Given the investment horizon of 90 days SEI Investments is expected to generate 1.14 times more return on investment than Warner Music. However, SEI Investments is 1.14 times more volatile than Warner Music Group. It trades about 0.09 of its potential returns per unit of risk. Warner Music Group is currently generating about -0.08 per unit of risk. If you would invest  8,082  in SEI Investments on September 23, 2024 and sell it today you would earn a total of  193.00  from holding SEI Investments or generate 2.39% return on investment over 90 days.
Time Period3 Months [change]
DirectionMoves Together 
StrengthSignificant
Accuracy100.0%
ValuesDaily Returns

SEI Investments  vs.  Warner Music Group

 Performance 
       Timeline  
SEI Investments 

Risk-Adjusted Performance

17 of 100

 
Weak
 
Strong
Solid
Compared to the overall equity markets, risk-adjusted returns on investments in SEI Investments are ranked lower than 17 (%) of all global equities and portfolios over the last 90 days. In spite of rather inconsistent forward indicators, SEI Investments exhibited solid returns over the last few months and may actually be approaching a breakup point.
Warner Music Group 

Risk-Adjusted Performance

1 of 100

 
Weak
 
Strong
Weak
Compared to the overall equity markets, risk-adjusted returns on investments in Warner Music Group are ranked lower than 1 (%) of all global equities and portfolios over the last 90 days. Despite nearly stable primary indicators, Warner Music is not utilizing all of its potentials.
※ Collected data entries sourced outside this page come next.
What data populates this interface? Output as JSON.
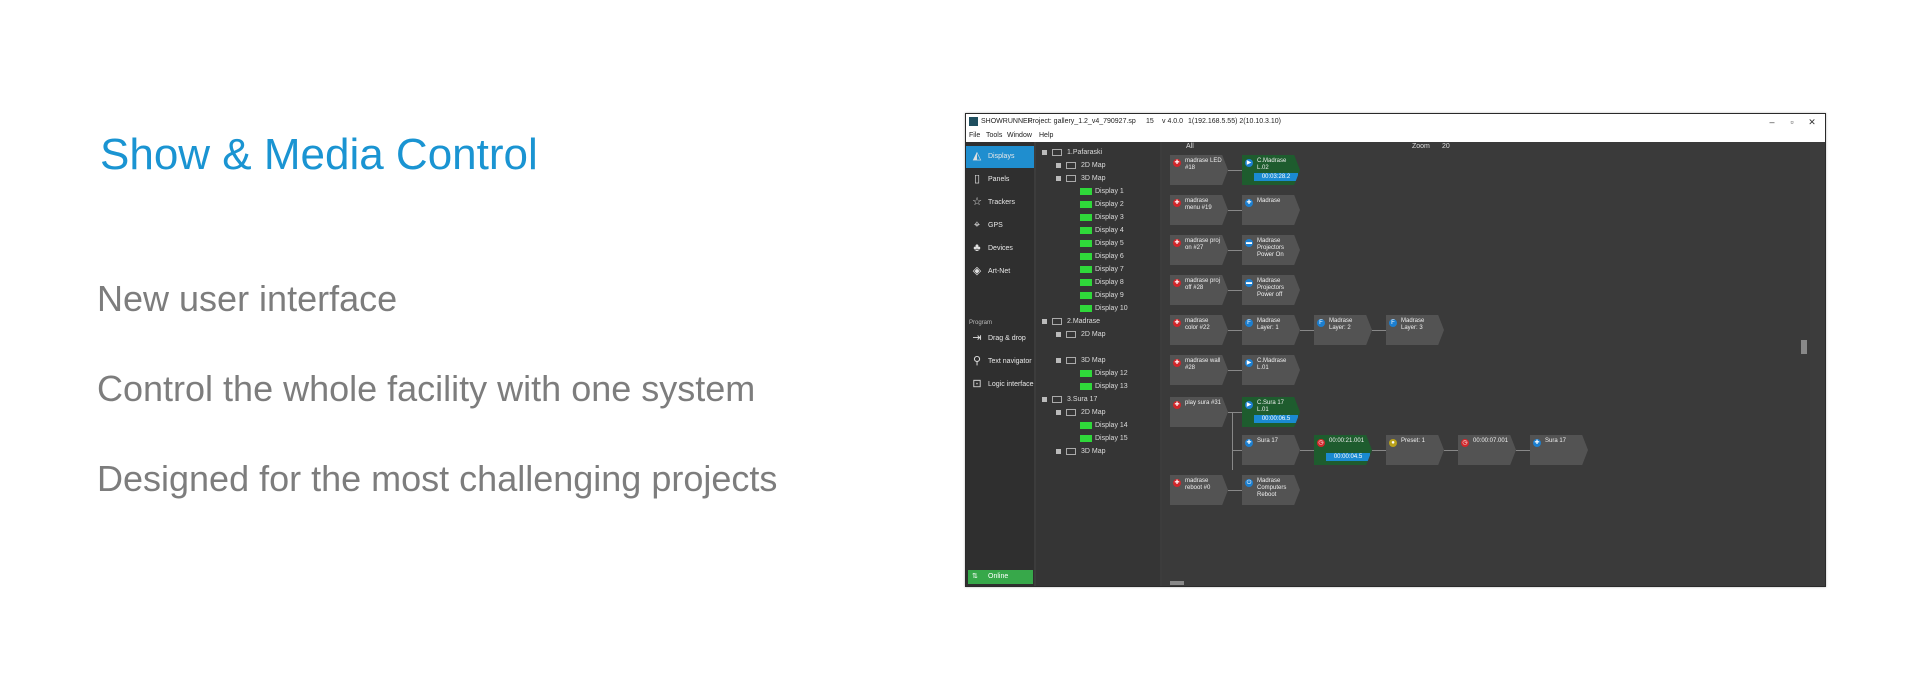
{
  "slide": {
    "headline": "Show & Media Control",
    "bullets": [
      "New user interface",
      "Control the whole facility with one system",
      "Designed for the most challenging projects"
    ],
    "headline_color": "#1a94d2"
  },
  "app": {
    "titlebar": {
      "app_name": "SHOWRUNNER",
      "project": "Project: gallery_1.2_v4_790927.sp",
      "count": "15",
      "version": "v 4.0.0",
      "servers": "1(192.168.5.55) 2(10.10.3.10)",
      "minimize": "–",
      "maximize": "▫",
      "close": "✕"
    },
    "menu": [
      "File",
      "Tools",
      "Window",
      "Help"
    ],
    "sidebar": {
      "items": [
        {
          "label": "Displays",
          "icon": "display-icon",
          "glyph": "◭"
        },
        {
          "label": "Panels",
          "icon": "tablet-icon",
          "glyph": "▯"
        },
        {
          "label": "Trackers",
          "icon": "person-icon",
          "glyph": "☆"
        },
        {
          "label": "GPS",
          "icon": "location-pin-icon",
          "glyph": "⌖"
        },
        {
          "label": "Devices",
          "icon": "network-icon",
          "glyph": "♣"
        },
        {
          "label": "Art-Net",
          "icon": "artnet-icon",
          "glyph": "◈"
        }
      ],
      "program_label": "Program",
      "program_items": [
        {
          "label": "Drag & drop",
          "icon": "drag-drop-icon",
          "glyph": "⇥"
        },
        {
          "label": "Text navigator",
          "icon": "search-icon",
          "glyph": "⚲"
        },
        {
          "label": "Logic interface",
          "icon": "logic-icon",
          "glyph": "⊡"
        }
      ],
      "online_label": "Online",
      "online_glyph": "⇅",
      "accent_color": "#1f8ecf",
      "online_color": "#37a84a"
    },
    "tree": {
      "rows": [
        {
          "text": "1.Pafaraski",
          "kind": "group",
          "level": 0
        },
        {
          "text": "2D Map",
          "kind": "map",
          "level": 1
        },
        {
          "text": "3D Map",
          "kind": "map",
          "level": 1
        },
        {
          "text": "Display 1",
          "kind": "display",
          "level": 2
        },
        {
          "text": "Display 2",
          "kind": "display",
          "level": 2
        },
        {
          "text": "Display 3",
          "kind": "display",
          "level": 2
        },
        {
          "text": "Display 4",
          "kind": "display",
          "level": 2
        },
        {
          "text": "Display 5",
          "kind": "display",
          "level": 2
        },
        {
          "text": "Display 6",
          "kind": "display",
          "level": 2
        },
        {
          "text": "Display 7",
          "kind": "display",
          "level": 2
        },
        {
          "text": "Display 8",
          "kind": "display",
          "level": 2
        },
        {
          "text": "Display 9",
          "kind": "display",
          "level": 2
        },
        {
          "text": "Display 10",
          "kind": "display",
          "level": 2
        },
        {
          "text": "2.Madrase",
          "kind": "group",
          "level": 0
        },
        {
          "text": "2D Map",
          "kind": "map",
          "level": 1
        },
        {
          "text": "",
          "kind": "spacer",
          "level": 1
        },
        {
          "text": "3D Map",
          "kind": "map",
          "level": 1
        },
        {
          "text": "Display 12",
          "kind": "display",
          "level": 2
        },
        {
          "text": "Display 13",
          "kind": "display",
          "level": 2
        },
        {
          "text": "3.Sura 17",
          "kind": "group",
          "level": 0
        },
        {
          "text": "2D Map",
          "kind": "map",
          "level": 1
        },
        {
          "text": "Display 14",
          "kind": "display",
          "level": 2
        },
        {
          "text": "Display 15",
          "kind": "display",
          "level": 2
        },
        {
          "text": "3D Map",
          "kind": "map",
          "level": 1
        }
      ]
    },
    "canvas": {
      "header_all": "All",
      "zoom_label": "Zoom",
      "zoom_value": "20",
      "rows": [
        {
          "nodes": [
            {
              "title": "madrase LED #18",
              "icon": "red",
              "glyph": "✚"
            },
            {
              "title": "C.Madrase L.02",
              "icon": "blue",
              "glyph": "▶",
              "green": true,
              "bar": "00:03:28.2"
            }
          ]
        },
        {
          "nodes": [
            {
              "title": "madrase menu #19",
              "icon": "red",
              "glyph": "✚"
            },
            {
              "title": "Madrase",
              "icon": "blue",
              "glyph": "✚"
            }
          ]
        },
        {
          "nodes": [
            {
              "title": "madrase proj on #27",
              "icon": "red",
              "glyph": "✚"
            },
            {
              "title": "Madrase Projectors Power On",
              "icon": "blue",
              "glyph": "▬"
            }
          ]
        },
        {
          "nodes": [
            {
              "title": "madrase proj off #28",
              "icon": "red",
              "glyph": "✚"
            },
            {
              "title": "Madrase Projectors Power off",
              "icon": "blue",
              "glyph": "▬"
            }
          ]
        },
        {
          "nodes": [
            {
              "title": "madrase color #22",
              "icon": "red",
              "glyph": "✚"
            },
            {
              "title": "Madrase Layer: 1",
              "icon": "blue",
              "glyph": "F"
            },
            {
              "title": "Madrase Layer: 2",
              "icon": "blue",
              "glyph": "F"
            },
            {
              "title": "Madrase Layer: 3",
              "icon": "blue",
              "glyph": "F"
            }
          ]
        },
        {
          "nodes": [
            {
              "title": "madrase wall #28",
              "icon": "red",
              "glyph": "✚"
            },
            {
              "title": "C.Madrase L.01",
              "icon": "blue",
              "glyph": "▶"
            }
          ]
        },
        {
          "nodes": [
            {
              "title": "play sura #31",
              "icon": "red",
              "glyph": "✚"
            },
            {
              "title": "C.Sura 17 L.01",
              "icon": "blue",
              "glyph": "▶",
              "green": true,
              "bar": "00:00:06.5"
            }
          ]
        },
        {
          "nodes": [
            {
              "title": "Sura 17",
              "icon": "blue",
              "glyph": "✚"
            },
            {
              "title": "00:00:21.001",
              "icon": "red",
              "glyph": "◷",
              "green": true,
              "bar": "00:00:04.5"
            },
            {
              "title": "Preset: 1",
              "icon": "yellow",
              "glyph": "●"
            },
            {
              "title": "00:00:07.001",
              "icon": "red",
              "glyph": "◷"
            },
            {
              "title": "Sura 17",
              "icon": "blue",
              "glyph": "✚"
            }
          ]
        },
        {
          "nodes": [
            {
              "title": "madrase reboot #0",
              "icon": "red",
              "glyph": "✚"
            },
            {
              "title": "Madrase Computers Reboot",
              "icon": "blue",
              "glyph": "⏻"
            }
          ]
        }
      ]
    }
  }
}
The latest stock price disturbance, may contribute to mid-run losses for the stockholders.

SEI Investments and Warner Music Volatility Contrast

   Predicted Return Density   
       Returns  

Pair Trading with SEI Investments and Warner Music

The main advantage of trading using opposite SEI Investments and Warner Music positions is that it hedges away some unsystematic risk. Because of two separate transactions, even if SEI Investments position performs unexpectedly, Warner Music can make up some of the losses. Pair trading also minimizes risk from directional movements in the market. For example, if an entire industry or sector drops because of unexpected headlines, the short position in Warner Music will offset losses from the drop in Warner Music's long position.
The idea behind SEI Investments and Warner Music Group pairs trading is to make the combined position market-neutral, meaning the overall market's direction will not affect its win or loss (or potential downside or upside). This can be achieved by designing a pairs trade with two highly correlated stocks or equities that operate in a similar space or sector, making it possible to obtain profits through simple and relatively low-risk investment.
Check out your portfolio center.
Note that this page's information should be used as a complementary analysis to find the right mix of equity instruments to add to your existing portfolios or create a brand new portfolio. You can also try the Headlines Timeline module to stay connected to all market stories and filter out noise. Drill down to analyze hype elasticity.